Na porta da sede, Meirelles deixou os companheiros para trás e, possivelmente numa tentativa de conciliação, apresentou-se sozinho. “Um estudante que estava na trincheira se levantou e ficou em pé com o revólver na mão, tremendo: ‘Henrique, volta, senão eu te mato’. Com a impetuosidade típica da juventude [tinha 17 ou 18 anos], eu não voltei. Ele deu seis tiros. Felizmente, errou os seis.”

Devido à coragem de Meirelles, um de seus colegas avançou.
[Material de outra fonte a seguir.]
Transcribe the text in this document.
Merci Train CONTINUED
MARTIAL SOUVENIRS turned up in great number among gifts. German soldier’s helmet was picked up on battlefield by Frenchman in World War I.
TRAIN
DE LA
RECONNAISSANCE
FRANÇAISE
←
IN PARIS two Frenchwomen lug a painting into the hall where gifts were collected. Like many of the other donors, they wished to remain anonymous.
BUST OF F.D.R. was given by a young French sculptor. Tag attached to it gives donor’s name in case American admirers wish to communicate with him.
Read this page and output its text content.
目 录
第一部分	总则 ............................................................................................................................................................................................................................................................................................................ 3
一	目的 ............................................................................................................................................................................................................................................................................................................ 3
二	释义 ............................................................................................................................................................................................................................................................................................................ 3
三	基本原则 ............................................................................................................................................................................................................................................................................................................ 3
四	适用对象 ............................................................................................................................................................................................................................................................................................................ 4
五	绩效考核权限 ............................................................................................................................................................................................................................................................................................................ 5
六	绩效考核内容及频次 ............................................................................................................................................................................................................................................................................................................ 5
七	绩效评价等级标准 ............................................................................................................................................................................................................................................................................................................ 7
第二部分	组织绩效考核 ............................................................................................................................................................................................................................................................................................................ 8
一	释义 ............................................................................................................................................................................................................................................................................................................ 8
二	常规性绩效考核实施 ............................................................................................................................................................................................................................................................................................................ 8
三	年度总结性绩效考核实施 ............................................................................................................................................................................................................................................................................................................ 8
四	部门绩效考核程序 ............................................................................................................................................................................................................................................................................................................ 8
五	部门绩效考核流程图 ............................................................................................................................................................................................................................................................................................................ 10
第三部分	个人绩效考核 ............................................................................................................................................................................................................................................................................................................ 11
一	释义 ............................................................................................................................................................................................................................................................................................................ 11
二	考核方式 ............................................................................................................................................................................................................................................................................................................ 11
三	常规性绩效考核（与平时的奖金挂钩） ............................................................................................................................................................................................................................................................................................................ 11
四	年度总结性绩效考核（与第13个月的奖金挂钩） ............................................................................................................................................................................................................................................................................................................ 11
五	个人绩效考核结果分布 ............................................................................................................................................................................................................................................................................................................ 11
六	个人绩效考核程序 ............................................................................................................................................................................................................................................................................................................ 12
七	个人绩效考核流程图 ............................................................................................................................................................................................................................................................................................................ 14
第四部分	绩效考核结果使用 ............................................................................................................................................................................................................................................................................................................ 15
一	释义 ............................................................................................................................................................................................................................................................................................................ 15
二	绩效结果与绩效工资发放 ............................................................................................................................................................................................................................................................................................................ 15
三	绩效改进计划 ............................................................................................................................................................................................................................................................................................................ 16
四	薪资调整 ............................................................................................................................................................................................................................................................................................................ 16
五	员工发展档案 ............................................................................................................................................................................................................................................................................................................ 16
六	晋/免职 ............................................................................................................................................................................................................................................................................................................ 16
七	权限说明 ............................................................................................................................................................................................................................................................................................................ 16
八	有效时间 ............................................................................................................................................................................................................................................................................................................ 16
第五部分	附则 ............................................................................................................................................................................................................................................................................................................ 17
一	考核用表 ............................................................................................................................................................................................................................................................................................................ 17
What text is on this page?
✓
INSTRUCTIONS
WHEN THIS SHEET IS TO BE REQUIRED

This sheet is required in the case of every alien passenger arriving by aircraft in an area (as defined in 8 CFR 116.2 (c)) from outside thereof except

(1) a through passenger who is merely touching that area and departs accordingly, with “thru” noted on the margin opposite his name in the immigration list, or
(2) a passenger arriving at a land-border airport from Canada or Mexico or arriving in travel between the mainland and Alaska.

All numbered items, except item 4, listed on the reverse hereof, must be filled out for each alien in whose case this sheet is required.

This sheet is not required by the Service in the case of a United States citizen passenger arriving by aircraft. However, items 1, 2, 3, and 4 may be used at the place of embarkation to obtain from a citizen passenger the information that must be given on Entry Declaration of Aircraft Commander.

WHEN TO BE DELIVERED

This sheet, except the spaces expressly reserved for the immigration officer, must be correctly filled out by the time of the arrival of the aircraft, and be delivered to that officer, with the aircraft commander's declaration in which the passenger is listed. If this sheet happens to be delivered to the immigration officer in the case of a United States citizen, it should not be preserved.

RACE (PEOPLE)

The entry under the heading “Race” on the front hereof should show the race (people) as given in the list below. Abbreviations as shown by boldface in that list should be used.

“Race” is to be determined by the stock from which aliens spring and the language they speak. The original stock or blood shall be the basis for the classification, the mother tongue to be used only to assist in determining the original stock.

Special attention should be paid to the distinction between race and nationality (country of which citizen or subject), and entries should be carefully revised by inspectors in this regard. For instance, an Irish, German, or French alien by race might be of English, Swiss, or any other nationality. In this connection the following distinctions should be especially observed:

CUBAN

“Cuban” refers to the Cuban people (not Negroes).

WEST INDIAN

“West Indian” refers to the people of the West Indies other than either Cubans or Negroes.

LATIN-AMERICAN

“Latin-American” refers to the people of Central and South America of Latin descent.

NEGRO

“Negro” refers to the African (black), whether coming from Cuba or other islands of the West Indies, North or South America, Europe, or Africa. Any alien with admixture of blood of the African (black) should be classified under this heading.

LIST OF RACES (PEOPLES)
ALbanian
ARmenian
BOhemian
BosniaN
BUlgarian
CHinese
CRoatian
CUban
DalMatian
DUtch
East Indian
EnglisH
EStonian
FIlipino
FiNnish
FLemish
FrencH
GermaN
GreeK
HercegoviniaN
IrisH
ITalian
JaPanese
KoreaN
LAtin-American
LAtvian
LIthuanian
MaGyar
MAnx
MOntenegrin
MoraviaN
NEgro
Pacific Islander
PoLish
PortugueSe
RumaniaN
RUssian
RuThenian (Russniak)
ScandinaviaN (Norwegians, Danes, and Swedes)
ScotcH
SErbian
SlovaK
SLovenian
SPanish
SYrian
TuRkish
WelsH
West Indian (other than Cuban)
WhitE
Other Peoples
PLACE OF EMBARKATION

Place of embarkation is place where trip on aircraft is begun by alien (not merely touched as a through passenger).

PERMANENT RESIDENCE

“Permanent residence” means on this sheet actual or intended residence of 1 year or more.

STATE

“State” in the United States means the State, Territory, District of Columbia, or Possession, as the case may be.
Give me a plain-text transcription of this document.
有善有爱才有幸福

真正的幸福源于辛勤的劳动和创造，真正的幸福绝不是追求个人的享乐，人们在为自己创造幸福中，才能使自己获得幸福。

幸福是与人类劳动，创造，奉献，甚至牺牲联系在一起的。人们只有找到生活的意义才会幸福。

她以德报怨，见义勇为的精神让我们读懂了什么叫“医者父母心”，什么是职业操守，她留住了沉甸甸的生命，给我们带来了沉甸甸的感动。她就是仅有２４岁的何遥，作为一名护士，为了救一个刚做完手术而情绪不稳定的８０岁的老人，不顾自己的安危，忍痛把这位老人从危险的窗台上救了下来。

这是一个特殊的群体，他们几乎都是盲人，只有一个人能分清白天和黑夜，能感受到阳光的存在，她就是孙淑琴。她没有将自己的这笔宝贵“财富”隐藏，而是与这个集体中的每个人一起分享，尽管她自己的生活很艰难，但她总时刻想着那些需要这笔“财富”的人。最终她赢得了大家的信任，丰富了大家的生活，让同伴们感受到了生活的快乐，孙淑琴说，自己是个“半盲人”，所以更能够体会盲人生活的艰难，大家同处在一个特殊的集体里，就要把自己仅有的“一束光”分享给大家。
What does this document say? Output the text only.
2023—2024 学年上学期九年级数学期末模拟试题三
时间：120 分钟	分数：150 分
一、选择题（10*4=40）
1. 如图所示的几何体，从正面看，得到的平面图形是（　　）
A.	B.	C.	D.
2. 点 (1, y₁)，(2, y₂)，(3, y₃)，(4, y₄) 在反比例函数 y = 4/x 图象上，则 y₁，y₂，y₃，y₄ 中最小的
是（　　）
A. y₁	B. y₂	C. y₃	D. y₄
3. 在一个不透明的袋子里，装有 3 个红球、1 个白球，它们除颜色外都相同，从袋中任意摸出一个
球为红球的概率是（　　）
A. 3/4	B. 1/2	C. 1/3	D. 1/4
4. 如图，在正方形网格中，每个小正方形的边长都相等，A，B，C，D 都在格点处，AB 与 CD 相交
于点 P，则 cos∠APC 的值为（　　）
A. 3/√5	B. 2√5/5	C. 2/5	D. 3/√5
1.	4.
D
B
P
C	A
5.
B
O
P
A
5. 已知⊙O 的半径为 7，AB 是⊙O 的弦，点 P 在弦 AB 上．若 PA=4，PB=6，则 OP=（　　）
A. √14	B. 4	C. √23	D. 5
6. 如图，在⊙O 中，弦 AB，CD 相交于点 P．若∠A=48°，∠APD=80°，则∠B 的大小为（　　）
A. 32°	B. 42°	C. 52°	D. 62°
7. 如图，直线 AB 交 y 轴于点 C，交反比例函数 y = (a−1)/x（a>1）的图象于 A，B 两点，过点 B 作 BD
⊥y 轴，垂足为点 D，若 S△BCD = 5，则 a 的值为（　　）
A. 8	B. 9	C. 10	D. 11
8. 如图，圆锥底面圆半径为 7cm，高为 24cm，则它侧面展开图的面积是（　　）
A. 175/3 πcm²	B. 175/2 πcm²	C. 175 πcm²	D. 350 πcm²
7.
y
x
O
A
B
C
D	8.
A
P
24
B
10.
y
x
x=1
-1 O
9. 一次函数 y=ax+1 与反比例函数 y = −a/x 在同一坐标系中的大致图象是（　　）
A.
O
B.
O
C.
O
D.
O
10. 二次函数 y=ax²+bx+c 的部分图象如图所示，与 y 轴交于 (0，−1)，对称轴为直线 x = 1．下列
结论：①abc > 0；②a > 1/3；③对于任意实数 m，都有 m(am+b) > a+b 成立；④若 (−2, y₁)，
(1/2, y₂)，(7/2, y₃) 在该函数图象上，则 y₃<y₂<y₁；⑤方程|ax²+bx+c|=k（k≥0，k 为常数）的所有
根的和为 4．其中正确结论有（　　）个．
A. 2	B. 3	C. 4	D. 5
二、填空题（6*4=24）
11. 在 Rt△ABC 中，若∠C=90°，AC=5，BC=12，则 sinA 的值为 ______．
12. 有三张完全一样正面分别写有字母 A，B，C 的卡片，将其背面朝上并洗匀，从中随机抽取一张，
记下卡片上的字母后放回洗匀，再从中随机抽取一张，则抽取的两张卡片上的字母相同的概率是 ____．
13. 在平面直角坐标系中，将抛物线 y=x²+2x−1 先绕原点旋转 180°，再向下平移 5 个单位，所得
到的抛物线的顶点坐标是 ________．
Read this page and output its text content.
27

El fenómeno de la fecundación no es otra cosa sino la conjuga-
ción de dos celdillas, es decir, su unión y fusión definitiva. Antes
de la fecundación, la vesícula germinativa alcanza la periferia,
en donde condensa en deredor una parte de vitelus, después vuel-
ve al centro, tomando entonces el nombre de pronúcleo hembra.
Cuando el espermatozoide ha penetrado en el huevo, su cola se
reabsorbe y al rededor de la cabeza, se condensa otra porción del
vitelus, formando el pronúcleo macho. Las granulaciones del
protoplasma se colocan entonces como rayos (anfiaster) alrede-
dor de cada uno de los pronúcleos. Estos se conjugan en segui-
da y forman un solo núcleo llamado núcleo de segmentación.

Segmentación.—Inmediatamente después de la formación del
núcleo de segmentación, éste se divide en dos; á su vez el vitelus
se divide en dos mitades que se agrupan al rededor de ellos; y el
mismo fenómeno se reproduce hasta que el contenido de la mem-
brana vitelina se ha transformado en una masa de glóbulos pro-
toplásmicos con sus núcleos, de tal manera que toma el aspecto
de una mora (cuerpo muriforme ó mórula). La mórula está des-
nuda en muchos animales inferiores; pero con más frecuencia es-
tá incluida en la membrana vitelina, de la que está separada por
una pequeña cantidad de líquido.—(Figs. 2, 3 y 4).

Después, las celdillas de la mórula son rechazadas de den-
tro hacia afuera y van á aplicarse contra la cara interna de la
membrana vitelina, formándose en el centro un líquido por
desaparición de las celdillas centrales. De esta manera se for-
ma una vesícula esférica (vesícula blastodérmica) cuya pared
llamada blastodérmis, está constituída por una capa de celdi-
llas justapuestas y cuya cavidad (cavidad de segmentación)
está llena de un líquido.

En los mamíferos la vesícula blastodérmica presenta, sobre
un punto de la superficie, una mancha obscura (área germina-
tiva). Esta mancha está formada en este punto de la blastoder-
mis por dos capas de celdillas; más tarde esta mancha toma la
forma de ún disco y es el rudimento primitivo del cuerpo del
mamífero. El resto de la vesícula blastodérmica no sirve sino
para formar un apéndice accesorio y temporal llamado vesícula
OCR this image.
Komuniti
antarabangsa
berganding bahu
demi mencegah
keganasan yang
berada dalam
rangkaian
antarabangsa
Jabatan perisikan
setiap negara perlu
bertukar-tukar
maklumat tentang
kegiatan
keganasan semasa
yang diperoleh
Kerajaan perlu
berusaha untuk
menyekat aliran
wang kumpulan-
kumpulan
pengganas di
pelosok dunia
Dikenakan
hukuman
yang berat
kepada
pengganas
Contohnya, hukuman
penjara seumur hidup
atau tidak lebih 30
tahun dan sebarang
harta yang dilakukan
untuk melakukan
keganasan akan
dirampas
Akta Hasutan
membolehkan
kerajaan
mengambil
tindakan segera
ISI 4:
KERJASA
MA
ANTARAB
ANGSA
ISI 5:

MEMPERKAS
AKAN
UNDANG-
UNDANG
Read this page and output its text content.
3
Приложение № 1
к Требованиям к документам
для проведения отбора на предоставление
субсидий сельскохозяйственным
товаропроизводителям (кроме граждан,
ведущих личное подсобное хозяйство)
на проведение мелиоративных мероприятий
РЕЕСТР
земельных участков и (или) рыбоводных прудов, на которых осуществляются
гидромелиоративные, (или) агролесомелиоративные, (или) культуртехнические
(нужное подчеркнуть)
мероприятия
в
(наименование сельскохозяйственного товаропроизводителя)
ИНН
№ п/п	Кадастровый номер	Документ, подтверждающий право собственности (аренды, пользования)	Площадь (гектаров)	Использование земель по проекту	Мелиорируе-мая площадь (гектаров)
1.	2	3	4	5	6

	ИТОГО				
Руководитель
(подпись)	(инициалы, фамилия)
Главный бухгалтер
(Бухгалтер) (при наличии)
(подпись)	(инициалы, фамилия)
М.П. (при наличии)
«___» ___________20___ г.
Levou uma tijolada na cabeça e, mesmo ensanguentado, gritou para os colegas: “Vamos!” Os aliados de Meirelles invadiram a sede da Uges e expulsaram os adversários.

Os perdedores recorreram à Justiça, ganharam a causa e reassumiram a Uges. Para se contrapor ao grupo rival, Meirelles criou a Confederação Goiana dos Estudantes. Uma falha do livro é não esclarecer quais eram as correntes ideológicas que disputavam o comando da liderança estudantil. Tudo indica que, mais à direita, Meirelles enfrentava uma facção de esquerda (do qual fazia parte, por exemplo, o mais tarde sociólogo e prefeito de Goiânia Pedro Wilson Guimarães).

Empolgado com a liderança estudantil, Meirelles viajava pelo interior e chegou a liderar “um movimento pela redução do preço da passagem de ônibus em Goiânia”.

O engenheiro que se tornou banqueiro

A história posterior de Meirelles é mais conhecida. Sob a ditadura civil-militar, .em 1965, Meirelles trocou Goiânia por São Paulo. Ele se formou em Engenharia pela Escola Politécnica da Universidade de São Paulo, uma das melhores do país.

 Engenheiro que se especializou em mercado financeiro, Meirelles se tornou presidente do Banco de Boston, foi eleito deputado federal por Goiás (era filiado ao PSDB), assumiu a presidência do Banco Central nos dois primeiros governos de Lula da Silva (entre 2003 e 2010) e foi ministro da Fazenda do governo do ex-presidente Michel Temer. Chegou a ser candidato a presidente da República em 2018 pelo MDB (ficou em sexto lugar).